I can breathe easier now.
You’ve got the lore slightly wrong. It’s no Republican has been elected president without carrying Ohio.
Well, I’m pretty confident that the one about the winner always being some white guy is, as of today, still true.
Ah ha! Thanks.
Speaking of lore, no Republican has been elected without a Bush or a Nixon on the ticket since 1928.
McCain should have learned from this, instead of Sarah Palin he needed Nixon’s daughter.
I guess the Trot Nixon/Randy Bush ticket in 2012 will be extremely successful.
Nitpick 1: Polk won without winning his birth state or his state of residence.
Nitpcik 2: Gore had no chance in TN. During the eight years of the Clinton presidency, it became steadily more conservative; note that Clinton won it by 5% the first time, and only 2% the second time.
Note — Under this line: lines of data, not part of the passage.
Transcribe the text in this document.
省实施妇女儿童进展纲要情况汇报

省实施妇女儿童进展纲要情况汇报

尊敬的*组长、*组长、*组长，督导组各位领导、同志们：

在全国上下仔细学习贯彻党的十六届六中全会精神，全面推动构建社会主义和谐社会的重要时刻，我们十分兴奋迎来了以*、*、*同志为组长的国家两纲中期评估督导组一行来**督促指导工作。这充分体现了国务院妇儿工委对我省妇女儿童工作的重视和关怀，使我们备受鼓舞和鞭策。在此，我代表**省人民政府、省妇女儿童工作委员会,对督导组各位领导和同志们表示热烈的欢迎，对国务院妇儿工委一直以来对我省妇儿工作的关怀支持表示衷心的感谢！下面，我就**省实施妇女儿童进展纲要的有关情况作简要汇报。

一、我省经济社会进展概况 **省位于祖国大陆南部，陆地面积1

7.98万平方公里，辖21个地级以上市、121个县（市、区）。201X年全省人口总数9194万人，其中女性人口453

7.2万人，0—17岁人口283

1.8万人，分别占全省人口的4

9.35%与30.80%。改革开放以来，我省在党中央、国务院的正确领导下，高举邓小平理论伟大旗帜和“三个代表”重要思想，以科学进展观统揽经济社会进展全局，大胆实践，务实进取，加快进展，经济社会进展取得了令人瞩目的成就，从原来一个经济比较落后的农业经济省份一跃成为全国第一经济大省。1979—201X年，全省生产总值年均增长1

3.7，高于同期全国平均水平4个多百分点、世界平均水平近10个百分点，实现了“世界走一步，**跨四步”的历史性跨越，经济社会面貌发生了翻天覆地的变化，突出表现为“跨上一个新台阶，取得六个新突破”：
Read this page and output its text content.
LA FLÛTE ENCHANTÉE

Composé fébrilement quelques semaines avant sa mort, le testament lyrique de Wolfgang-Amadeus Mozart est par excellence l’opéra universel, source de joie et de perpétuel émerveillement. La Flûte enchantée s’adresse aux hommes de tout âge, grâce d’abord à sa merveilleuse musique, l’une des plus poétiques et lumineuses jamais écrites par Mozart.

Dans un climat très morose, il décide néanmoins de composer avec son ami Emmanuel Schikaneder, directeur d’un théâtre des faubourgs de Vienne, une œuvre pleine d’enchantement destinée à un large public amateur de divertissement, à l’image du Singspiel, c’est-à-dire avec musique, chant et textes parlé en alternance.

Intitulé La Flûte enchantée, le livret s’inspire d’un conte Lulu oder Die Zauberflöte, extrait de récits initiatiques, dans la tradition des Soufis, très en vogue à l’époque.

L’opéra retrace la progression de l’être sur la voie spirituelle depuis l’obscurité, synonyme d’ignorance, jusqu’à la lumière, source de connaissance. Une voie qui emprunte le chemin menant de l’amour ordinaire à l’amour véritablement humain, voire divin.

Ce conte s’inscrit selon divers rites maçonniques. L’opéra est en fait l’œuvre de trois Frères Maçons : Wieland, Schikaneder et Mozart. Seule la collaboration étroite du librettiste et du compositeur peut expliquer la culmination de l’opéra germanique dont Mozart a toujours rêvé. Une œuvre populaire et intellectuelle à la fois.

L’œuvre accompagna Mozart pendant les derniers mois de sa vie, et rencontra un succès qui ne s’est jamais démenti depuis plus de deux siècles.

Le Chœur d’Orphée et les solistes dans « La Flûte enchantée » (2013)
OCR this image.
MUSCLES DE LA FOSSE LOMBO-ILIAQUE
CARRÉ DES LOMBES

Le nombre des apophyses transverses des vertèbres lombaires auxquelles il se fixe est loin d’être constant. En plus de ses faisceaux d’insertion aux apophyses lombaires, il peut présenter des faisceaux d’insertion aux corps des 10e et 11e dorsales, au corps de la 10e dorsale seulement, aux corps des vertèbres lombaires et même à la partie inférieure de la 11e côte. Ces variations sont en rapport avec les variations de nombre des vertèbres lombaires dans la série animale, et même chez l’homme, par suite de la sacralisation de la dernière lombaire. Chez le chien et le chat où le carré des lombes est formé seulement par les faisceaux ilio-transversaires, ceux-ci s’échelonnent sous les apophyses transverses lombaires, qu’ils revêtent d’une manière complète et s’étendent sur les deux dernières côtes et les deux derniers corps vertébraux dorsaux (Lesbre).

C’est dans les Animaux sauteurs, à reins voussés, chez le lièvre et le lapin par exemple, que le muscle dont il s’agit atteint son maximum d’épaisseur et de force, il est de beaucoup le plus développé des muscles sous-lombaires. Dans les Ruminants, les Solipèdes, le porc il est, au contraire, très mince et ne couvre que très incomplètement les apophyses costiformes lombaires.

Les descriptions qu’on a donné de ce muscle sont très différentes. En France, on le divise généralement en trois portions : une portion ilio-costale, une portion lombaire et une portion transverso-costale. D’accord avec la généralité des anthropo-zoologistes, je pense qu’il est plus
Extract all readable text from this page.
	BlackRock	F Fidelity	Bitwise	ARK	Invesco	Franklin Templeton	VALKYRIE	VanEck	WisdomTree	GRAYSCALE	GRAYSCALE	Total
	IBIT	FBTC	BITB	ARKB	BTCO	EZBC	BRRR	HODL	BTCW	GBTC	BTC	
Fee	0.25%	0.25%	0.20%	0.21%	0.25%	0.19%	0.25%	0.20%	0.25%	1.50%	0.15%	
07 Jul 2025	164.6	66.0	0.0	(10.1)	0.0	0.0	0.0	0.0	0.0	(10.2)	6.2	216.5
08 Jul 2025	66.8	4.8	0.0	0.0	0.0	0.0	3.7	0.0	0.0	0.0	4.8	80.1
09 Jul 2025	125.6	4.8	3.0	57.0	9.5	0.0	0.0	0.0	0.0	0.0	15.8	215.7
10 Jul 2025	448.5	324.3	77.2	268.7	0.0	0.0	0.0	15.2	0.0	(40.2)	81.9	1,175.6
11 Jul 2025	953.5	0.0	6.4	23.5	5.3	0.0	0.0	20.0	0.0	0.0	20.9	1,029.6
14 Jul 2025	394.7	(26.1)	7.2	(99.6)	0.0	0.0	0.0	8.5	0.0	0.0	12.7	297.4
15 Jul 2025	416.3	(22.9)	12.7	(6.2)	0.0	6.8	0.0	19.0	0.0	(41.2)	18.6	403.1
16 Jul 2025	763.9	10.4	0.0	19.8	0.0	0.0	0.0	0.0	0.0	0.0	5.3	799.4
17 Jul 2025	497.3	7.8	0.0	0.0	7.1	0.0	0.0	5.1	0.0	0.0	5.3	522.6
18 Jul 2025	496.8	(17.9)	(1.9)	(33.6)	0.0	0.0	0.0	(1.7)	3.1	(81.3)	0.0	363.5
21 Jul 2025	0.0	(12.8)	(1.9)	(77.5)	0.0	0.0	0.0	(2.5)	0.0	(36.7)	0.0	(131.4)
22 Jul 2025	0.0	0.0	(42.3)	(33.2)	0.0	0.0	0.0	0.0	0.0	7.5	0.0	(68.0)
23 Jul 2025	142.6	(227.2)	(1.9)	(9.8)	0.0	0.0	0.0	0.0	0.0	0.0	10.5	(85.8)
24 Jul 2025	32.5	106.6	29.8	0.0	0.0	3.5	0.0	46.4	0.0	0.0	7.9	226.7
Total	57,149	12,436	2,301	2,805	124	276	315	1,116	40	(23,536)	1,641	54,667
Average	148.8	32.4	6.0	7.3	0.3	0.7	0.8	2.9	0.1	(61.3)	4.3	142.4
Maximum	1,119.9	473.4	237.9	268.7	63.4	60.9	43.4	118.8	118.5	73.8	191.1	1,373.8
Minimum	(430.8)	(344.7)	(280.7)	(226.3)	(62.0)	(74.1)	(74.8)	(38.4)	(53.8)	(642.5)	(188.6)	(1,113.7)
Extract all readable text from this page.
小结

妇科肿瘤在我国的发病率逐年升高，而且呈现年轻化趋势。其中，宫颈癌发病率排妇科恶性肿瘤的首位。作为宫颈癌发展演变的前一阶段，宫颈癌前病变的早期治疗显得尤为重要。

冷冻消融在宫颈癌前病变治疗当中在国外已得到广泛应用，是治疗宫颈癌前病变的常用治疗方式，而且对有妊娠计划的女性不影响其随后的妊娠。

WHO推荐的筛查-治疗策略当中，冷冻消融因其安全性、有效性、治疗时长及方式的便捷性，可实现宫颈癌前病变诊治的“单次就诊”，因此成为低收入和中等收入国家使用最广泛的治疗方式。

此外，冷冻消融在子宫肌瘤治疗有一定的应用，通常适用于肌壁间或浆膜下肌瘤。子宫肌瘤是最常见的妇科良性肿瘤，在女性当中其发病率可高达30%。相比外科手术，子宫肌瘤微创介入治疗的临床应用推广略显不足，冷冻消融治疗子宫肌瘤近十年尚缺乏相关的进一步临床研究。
Combine that with Gore’s charisma relative to Clinton’s, and it’s no wonder he lost by 4% in 2000. The amazing thing is that he didn’t lose by more, given the presence of an evangelical Christian on the other ticket.
I also have to believe it’s a bit of an ego thing. NH is what saved McCain, putting him back into play in the primaries and essentially reviving the momentum that led to his eventual victory. He wants to believe that what Iowans feel for Obama NHers feel for him and to somehow lose that state would represent a larger repudiation of his entire campaign.
So we’ve had quite the cavalcade of Republicans announcing their support for Obama (Powell, McClellan, Buckley, the Goldwaters, etc). Have any prominent Democrats or liberals announced their support for McCain? The only one I can recall is this speechwriter, who makes a terribly uncompelling case IMO. And I’d guess most people wouldn’t call her a “prominent” Democrat. Are there others?
I’d consider Lieberman a prominent Democrat. Yes, there’s an “I” after his name, but he’s still a Democrat.
Lady de Rothschild, the multi-millionaire baroness endorsing McCain because Obama is “elitist.”
Ah yes. You gotta love a person whose house has its own Wikipedia entry calling someone an elitist. ![]()
BTW, McCain still has one trick up his sleeve: RED STATE RAMPAGE!
http://www.youtube.com/watch?v=Lix3LUyj9jo (From Bill Maher’s show)
http://www.realclearpolitics.com/epolls/2008/latestpolls/index.html
Overall the situation seems to be fairly stable in early polls released today. The RCP average has inched up from 6 to 6.4 for Obama’s lead. When it comes to the state polls the one big surprise is a 4 point race in an NBC poll in PA; however there is another CNN poll which shows the usual 12 points. Decent numbers for Obama in North Carolina and Ohio. The race appears to have tightened in the last few days but McCain needs that tightening to steadily continue till election day and start showing up in the state polls. Apart from that one PA poll , which is probably an outlier, it’s not a good polling day for him so far.
That Mason-Dixon poll in PA isn’t really good news, since their last poll there was +2
They’ve always been closer than others.
Oh and Zogby and Rasmussen are back up to +7/+5. So much for the tightening.
Both Bill Clinton and Al Gore (!) are going to be campaigning for Obama in Florida over the next week.
Obama’s infomercial was well-done and will get a lot of the news cycle for the next day or so.
McCain needs to strip a point per day from Obama’s lead.
We just found out that the economy contracted last quarter.
It’s night, and we’re wearing sunglasses.
Hit it.
I was thinking Mojo/Kate, myself.
I read that twice before I realized it didn’t say “McCain needs a strip joint per day for Obama’s lead.”
Wow, I didn’t get enough sleep last night.
And now I’m probably never going to sleep again…
I’d agree “stable” but moreso showing that it has really been stable and that the apparent “tightening” of the past several days was more likely statistical flutter being overanalyzed. Reuters puts it like this
Rasmussen puts it similarly.
Diageo/Hot Line has the additional fun factoid:
Stable it is, stable it has been for about a month.